Desert Queen – Janet Wallach

Gertrude Bell lived a life few women could lay a claim to in the turn of the last century.    Coming from a well off family in Britain, she was able to finance explorations into Arabia and Mesopotamia.    And with the knowledge and connections she gained in those trips, she became indispensable to the British government during and after WWI, when the dying Ottoman Empire threw all those territories into play.    She was responsible for the borders of the modern state of Iraq.

Lesson number one from this book: it was a nice to see a woman doing a really important job that you’d think only a man could have done in that period (she was actually an ally of Lawrence of Arabia).    Side lesson: most of the men she dealt with pretty much considered her a man, or at least something other than a normal woman, and she sacrificed any sort of normal family life, so I guess that also goes to show that you pretty much had to be a freak of nature to accomplish such a thing, but hey, it’s still nice to see a woman get ahead.
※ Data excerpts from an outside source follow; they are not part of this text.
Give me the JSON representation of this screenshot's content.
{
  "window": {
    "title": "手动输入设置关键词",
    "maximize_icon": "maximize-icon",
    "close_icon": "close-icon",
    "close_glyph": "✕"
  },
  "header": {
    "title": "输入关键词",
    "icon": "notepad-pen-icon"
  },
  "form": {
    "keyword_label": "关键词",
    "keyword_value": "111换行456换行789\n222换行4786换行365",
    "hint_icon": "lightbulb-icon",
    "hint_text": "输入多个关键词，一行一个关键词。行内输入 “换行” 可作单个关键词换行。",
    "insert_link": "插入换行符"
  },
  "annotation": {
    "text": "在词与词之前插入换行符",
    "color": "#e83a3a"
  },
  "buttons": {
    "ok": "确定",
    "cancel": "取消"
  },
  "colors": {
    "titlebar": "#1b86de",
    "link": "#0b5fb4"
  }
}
Lesson number two:  In the Middle East, it really does all come back to oil.   How completely depressing is that?    I’ve definitely got a better understanding of the history of what’s going on over there, and how it’s effecting things even today, and I can’t say I have any better a feeling of it ever being resolved.

Lesson number three: I need to read more non fiction.     This book was a complete slog (I read two other books while reading this one, because I needed breaks).    I don’t know if my tolerance for non fiction is down, or if it was this book.    I think I need to read some more to see if I can pinpoint that.